A better question for the OP to have posed might be: “Before dealing with the tax effects, where do I start on this file and what do I need to get to a point where I CAN consider the PR issue?”

Again, in my opinion, most of what is here is FAR beyond the scope of a public forum in detail, complexity and resolution. One cannot even begin to answer the question posed without considerably more background.

OTOH, the simple answer is “On the terminal return it’s a disposition of a PR. Beyond that, no one can say.”

Who, as Joe pointed out, has the legal authority to file a tax return at all, is a different question. (I just had a client in this situation whose son passed, with a house in his name, partly, and intestate. Fortunately, his share passed directly as a JTWROS to someone else.)

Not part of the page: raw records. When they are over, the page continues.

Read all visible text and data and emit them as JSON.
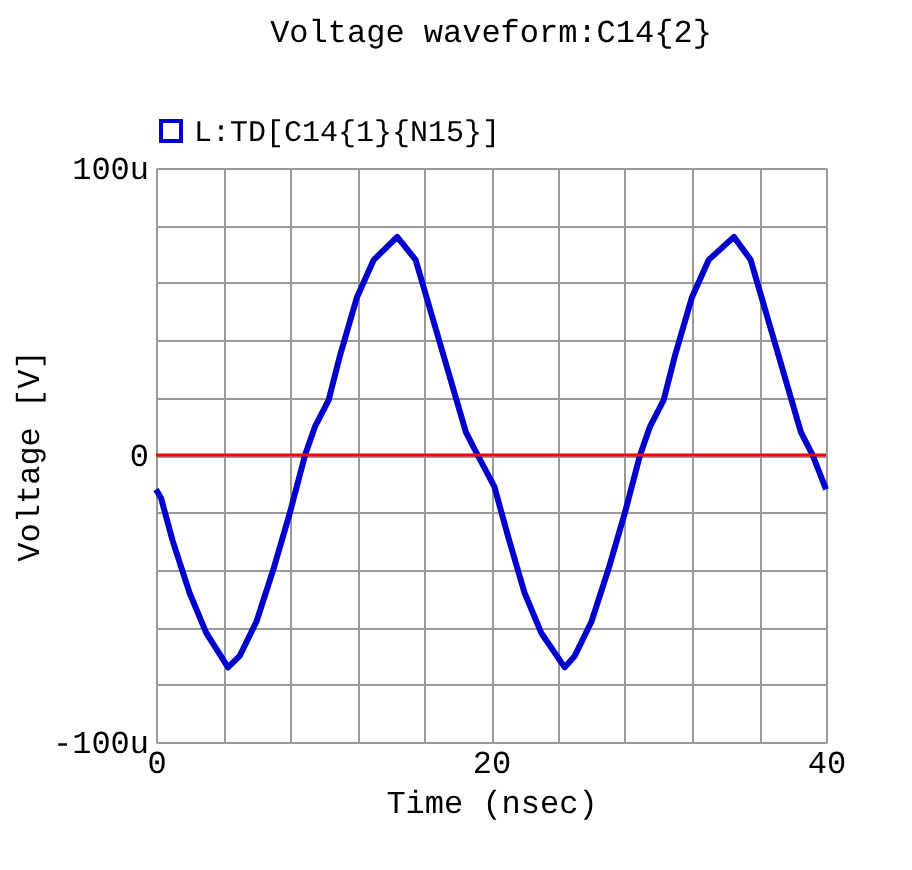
{
  "chart_data": {
    "type": "line",
    "title": "Voltage waveform:C14{2}",
    "xlabel": "Time (nsec)",
    "ylabel": "Voltage [V]",
    "x": [
      0,
      0.3,
      1,
      2,
      3,
      4.3,
      5,
      6,
      7,
      8,
      8.9,
      9.5,
      10.3,
      11,
      12,
      13,
      14.4,
      15.5,
      16.5,
      17.5,
      18.5,
      19.2,
      20.2,
      21,
      22,
      23,
      24.4,
      25,
      26,
      27,
      28,
      28.9,
      29.5,
      30.3,
      31,
      32,
      33,
      34.5,
      35.5,
      36.5,
      37.5,
      38.5,
      39.2,
      40
    ],
    "series": [
      {
        "name": "L:TD[C14{1}{N15}]",
        "color": "#0000cc",
        "values": [
          -12,
          -15,
          -30,
          -48,
          -62,
          -74,
          -70,
          -58,
          -40,
          -20,
          0,
          10,
          19,
          35,
          55,
          68,
          76,
          68,
          48,
          28,
          8,
          0,
          -11,
          -28,
          -48,
          -62,
          -74,
          -70,
          -58,
          -40,
          -20,
          0,
          10,
          19,
          35,
          55,
          68,
          76,
          68,
          48,
          28,
          8,
          0,
          -12
        ]
      }
    ],
    "xlim": [
      0,
      40
    ],
    "xticks": [
      0,
      {
        "value": 4,
        "label": null
      },
      {
        "value": 8,
        "label": null
      },
      {
        "value": 12,
        "label": null
      },
      {
        "value": 16,
        "label": null
      },
      20,
      {
        "value": 24,
        "label": null
      },
      {
        "value": 28,
        "label": null
      },
      {
        "value": 32,
        "label": null
      },
      {
        "value": 36,
        "label": null
      },
      40
    ],
    "ylim": [
      -100,
      100
    ],
    "yticks": [
      {
        "value": -100,
        "label": "-100u"
      },
      {
        "value": -80,
        "label": null
      },
      {
        "value": -60,
        "label": null
      },
      {
        "value": -40,
        "label": null
      },
      {
        "value": -20,
        "label": null
      },
      0,
      {
        "value": 20,
        "label": null
      },
      {
        "value": 40,
        "label": null
      },
      {
        "value": 60,
        "label": null
      },
      {
        "value": 80,
        "label": null
      },
      {
        "value": 100,
        "label": "100u"
      }
    ],
    "ref_lines": [
      {
        "axis": "y",
        "value": 0,
        "color": "#ff0000"
      }
    ],
    "grid": true,
    "legend": "top left"
  }
}
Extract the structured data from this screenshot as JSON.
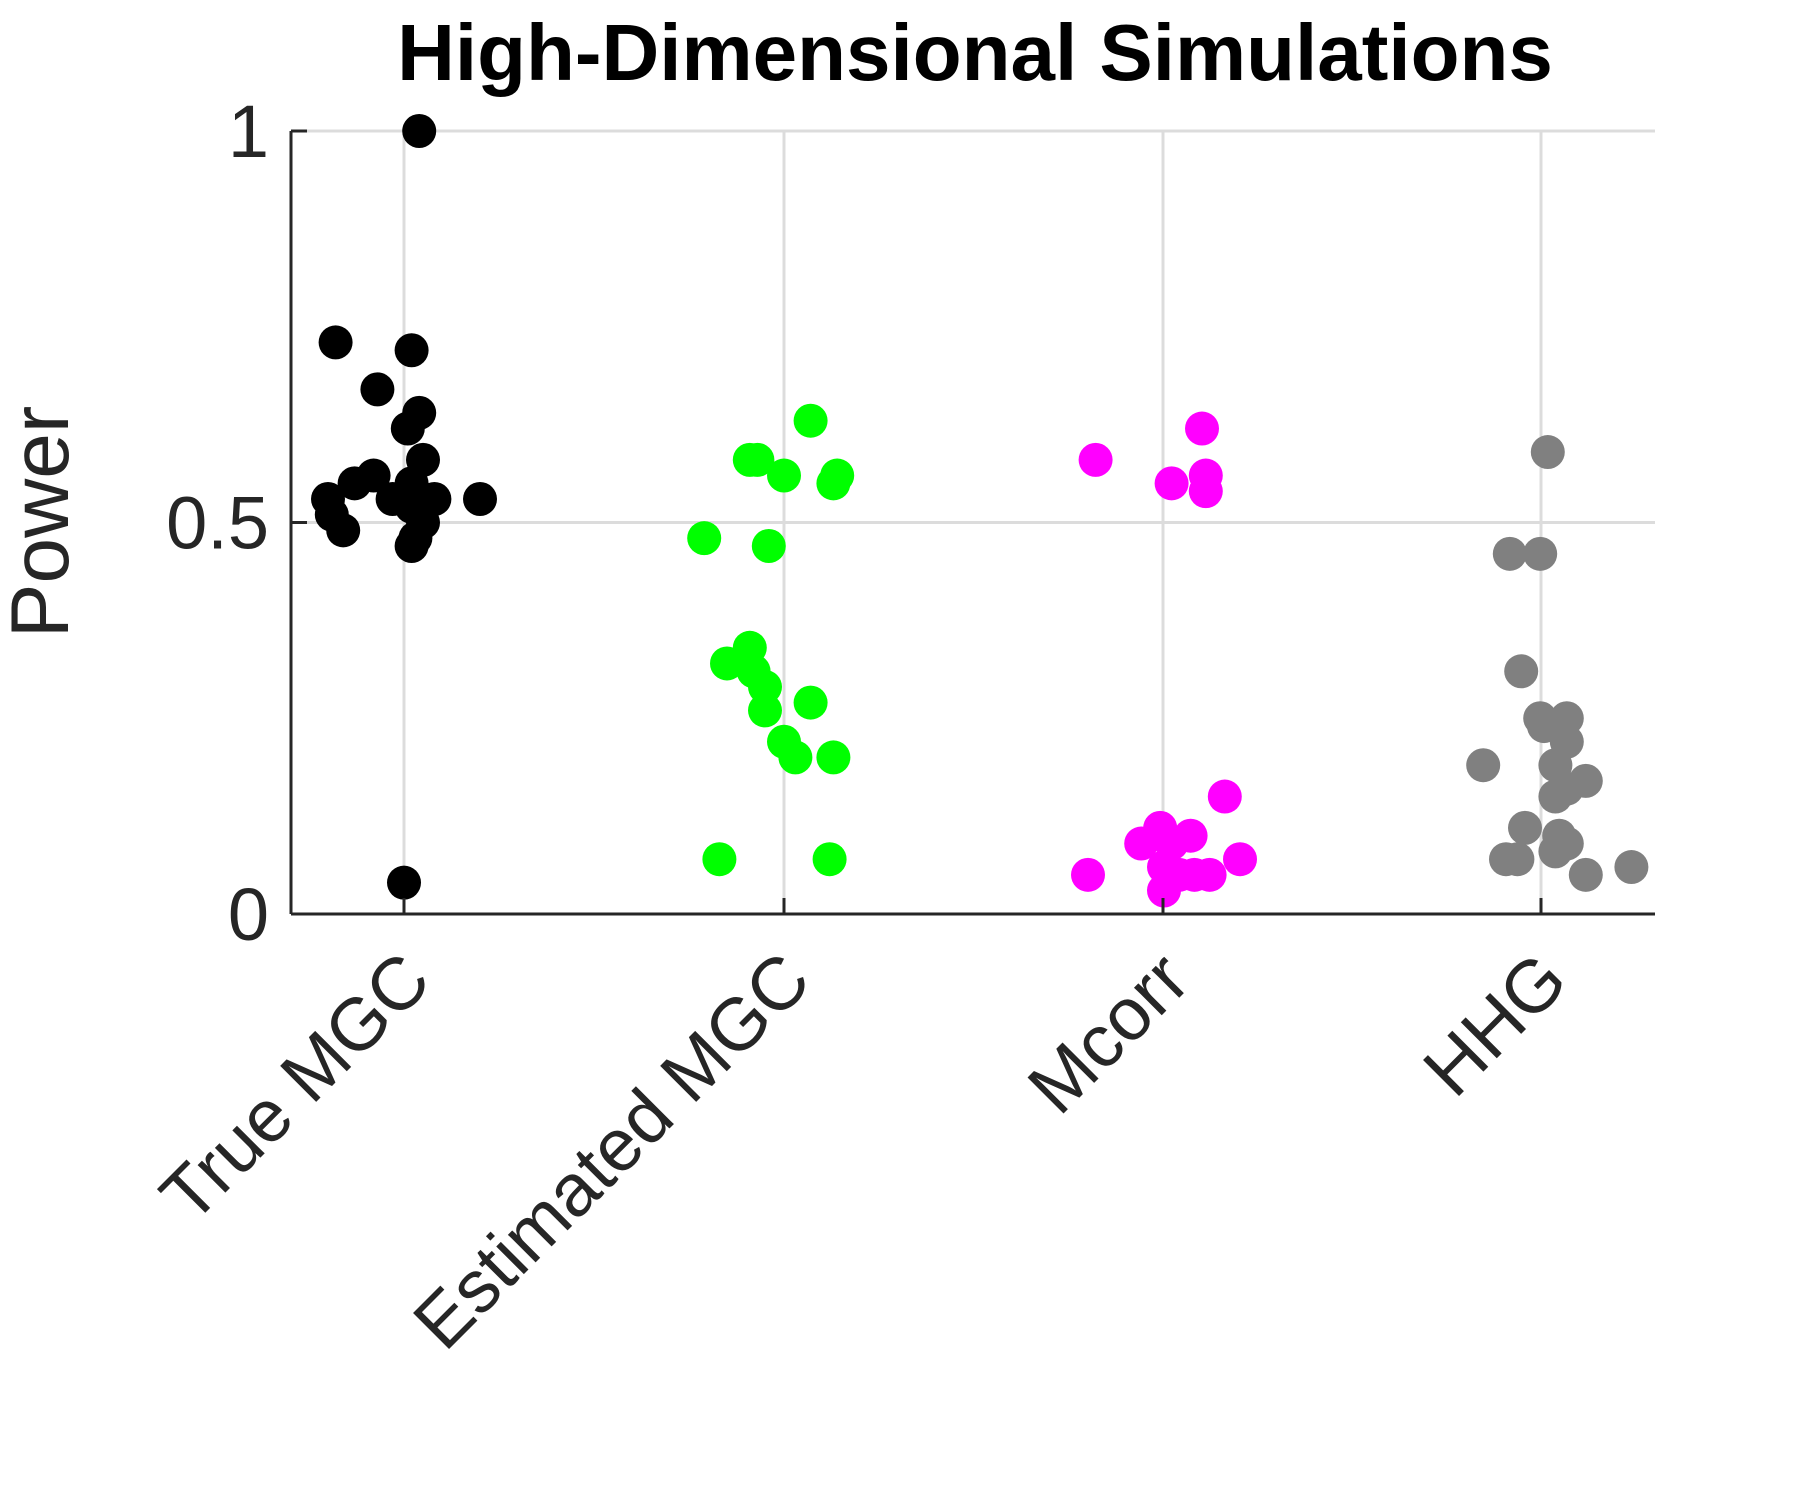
{
  "chart_data": {
    "type": "scatter",
    "title": "High-Dimensional Simulations",
    "xlabel": "",
    "ylabel": "Power",
    "ylim": [
      0,
      1
    ],
    "yticks": [
      "0",
      "0.5",
      "1"
    ],
    "grid": true,
    "categories": [
      "True MGC",
      "Estimated MGC",
      "Mcorr",
      "HHG"
    ],
    "series": [
      {
        "color": "#000000",
        "points": [
          {
            "x": 1.04,
            "y": 1.0
          },
          {
            "x": 0.82,
            "y": 0.73
          },
          {
            "x": 1.02,
            "y": 0.72
          },
          {
            "x": 0.93,
            "y": 0.67
          },
          {
            "x": 1.04,
            "y": 0.64
          },
          {
            "x": 1.01,
            "y": 0.62
          },
          {
            "x": 1.05,
            "y": 0.58
          },
          {
            "x": 0.92,
            "y": 0.56
          },
          {
            "x": 0.87,
            "y": 0.55
          },
          {
            "x": 1.02,
            "y": 0.55
          },
          {
            "x": 0.8,
            "y": 0.53
          },
          {
            "x": 1.08,
            "y": 0.53
          },
          {
            "x": 1.2,
            "y": 0.53
          },
          {
            "x": 0.97,
            "y": 0.53
          },
          {
            "x": 1.02,
            "y": 0.52
          },
          {
            "x": 0.81,
            "y": 0.51
          },
          {
            "x": 1.05,
            "y": 0.5
          },
          {
            "x": 0.84,
            "y": 0.49
          },
          {
            "x": 1.03,
            "y": 0.48
          },
          {
            "x": 1.02,
            "y": 0.47
          },
          {
            "x": 1.0,
            "y": 0.04
          }
        ]
      },
      {
        "color": "#00ff00",
        "points": [
          {
            "x": 2.07,
            "y": 0.63
          },
          {
            "x": 1.91,
            "y": 0.58
          },
          {
            "x": 1.93,
            "y": 0.58
          },
          {
            "x": 2.0,
            "y": 0.56
          },
          {
            "x": 2.14,
            "y": 0.56
          },
          {
            "x": 2.13,
            "y": 0.55
          },
          {
            "x": 1.79,
            "y": 0.48
          },
          {
            "x": 1.96,
            "y": 0.47
          },
          {
            "x": 1.91,
            "y": 0.34
          },
          {
            "x": 1.85,
            "y": 0.32
          },
          {
            "x": 1.92,
            "y": 0.31
          },
          {
            "x": 1.95,
            "y": 0.29
          },
          {
            "x": 2.07,
            "y": 0.27
          },
          {
            "x": 1.95,
            "y": 0.26
          },
          {
            "x": 2.0,
            "y": 0.22
          },
          {
            "x": 2.03,
            "y": 0.2
          },
          {
            "x": 2.13,
            "y": 0.2
          },
          {
            "x": 1.83,
            "y": 0.07
          },
          {
            "x": 2.12,
            "y": 0.07
          }
        ]
      },
      {
        "color": "#ff00ff",
        "points": [
          {
            "x": 3.1,
            "y": 0.62
          },
          {
            "x": 2.82,
            "y": 0.58
          },
          {
            "x": 3.11,
            "y": 0.56
          },
          {
            "x": 3.02,
            "y": 0.55
          },
          {
            "x": 3.11,
            "y": 0.54
          },
          {
            "x": 3.16,
            "y": 0.15
          },
          {
            "x": 2.99,
            "y": 0.11
          },
          {
            "x": 3.07,
            "y": 0.1
          },
          {
            "x": 2.94,
            "y": 0.09
          },
          {
            "x": 3.02,
            "y": 0.09
          },
          {
            "x": 3.2,
            "y": 0.07
          },
          {
            "x": 3.0,
            "y": 0.06
          },
          {
            "x": 3.04,
            "y": 0.05
          },
          {
            "x": 3.08,
            "y": 0.05
          },
          {
            "x": 3.12,
            "y": 0.05
          },
          {
            "x": 2.8,
            "y": 0.05
          },
          {
            "x": 3.0,
            "y": 0.03
          }
        ]
      },
      {
        "color": "#808080",
        "points": [
          {
            "x": 4.01,
            "y": 0.59
          },
          {
            "x": 3.91,
            "y": 0.46
          },
          {
            "x": 3.99,
            "y": 0.46
          },
          {
            "x": 3.94,
            "y": 0.31
          },
          {
            "x": 3.99,
            "y": 0.25
          },
          {
            "x": 4.06,
            "y": 0.25
          },
          {
            "x": 4.0,
            "y": 0.24
          },
          {
            "x": 4.06,
            "y": 0.22
          },
          {
            "x": 3.84,
            "y": 0.19
          },
          {
            "x": 4.03,
            "y": 0.19
          },
          {
            "x": 4.11,
            "y": 0.17
          },
          {
            "x": 4.06,
            "y": 0.16
          },
          {
            "x": 4.03,
            "y": 0.15
          },
          {
            "x": 3.95,
            "y": 0.11
          },
          {
            "x": 4.04,
            "y": 0.1
          },
          {
            "x": 4.06,
            "y": 0.09
          },
          {
            "x": 3.9,
            "y": 0.07
          },
          {
            "x": 3.93,
            "y": 0.07
          },
          {
            "x": 4.03,
            "y": 0.08
          },
          {
            "x": 4.23,
            "y": 0.06
          },
          {
            "x": 4.11,
            "y": 0.05
          }
        ]
      }
    ]
  }
}
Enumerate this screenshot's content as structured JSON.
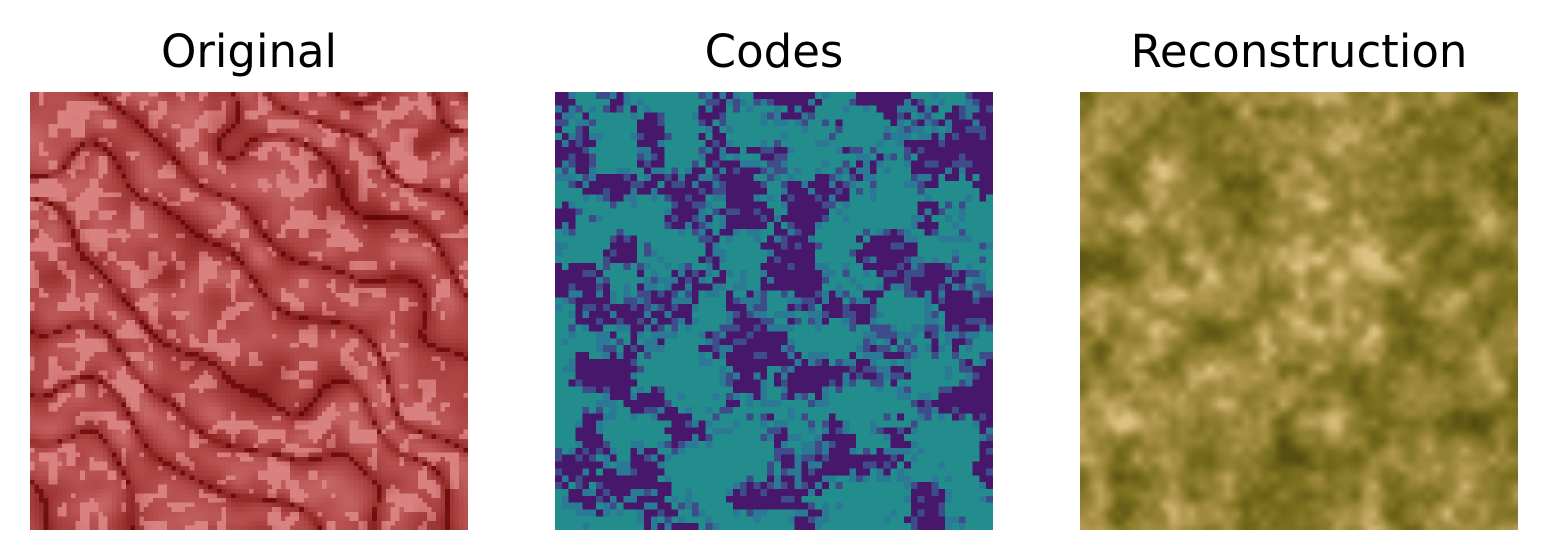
{
  "panels": [
    {
      "title": "Original",
      "image": "red-tinted tissue micrograph with elongated glandular structures",
      "colormap": [
        "#5c0000",
        "#8e2424",
        "#b44c4c",
        "#d98080"
      ]
    },
    {
      "title": "Codes",
      "image": "pixelated two-level code map",
      "colormap": [
        "#46176a",
        "#238c8c",
        "#2a7a95",
        "#3e4c8a"
      ]
    },
    {
      "title": "Reconstruction",
      "image": "blurry olive and tan textured reconstruction",
      "colormap": [
        "#4e4510",
        "#7a6e1e",
        "#a99147",
        "#dcc382"
      ]
    }
  ]
}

Actually, SmallBizGuy, I disagree with your “simple answer” above on the grounds that “you can’t get there solely from the OP”. :vertical_traffic_light:

“What will be tax consequences of a deceased person … and there is no will of the deceased person”

The first consequence will be that CRA will be sending out non-filing and non-compliance notices and demands, unless or until some responsible person either does as posted above (apply to Court to be Administrator), or at least obtains, signs, and submits to CRA the RC552 form in order to deal with the CRA (only) matters. (CRA procedures changed in late 2019)

After that, that person can hire a tax accountant (on their own behalf) to prepare final return(s) (for the deceased, on the strength of their representation to CRA, if the Tax Preparer is prepared to accept that), and then it may well be (or possibly not, depending on the rest of the facts, and history of the residence/file) that your “simple answer” does in fact apply…

I have come across situations where the taxpayer is convinced it is wholly PR, but upon examination of the facts, it is no such thing, or only partially such a thing, so an “apparently likely” specific outcome is not necessarily guaranteed… :wink:


Ha ha ha…don’t disagree in many ways!!

Reality is that (probably) “someone” will file, and “someone” will end up with the property. Neither may be the person entitled to do so (if anyone is, at least with the tax return). And, possibly no one will file a return at all, and the house will just…disappear to the Mortgagor, if any.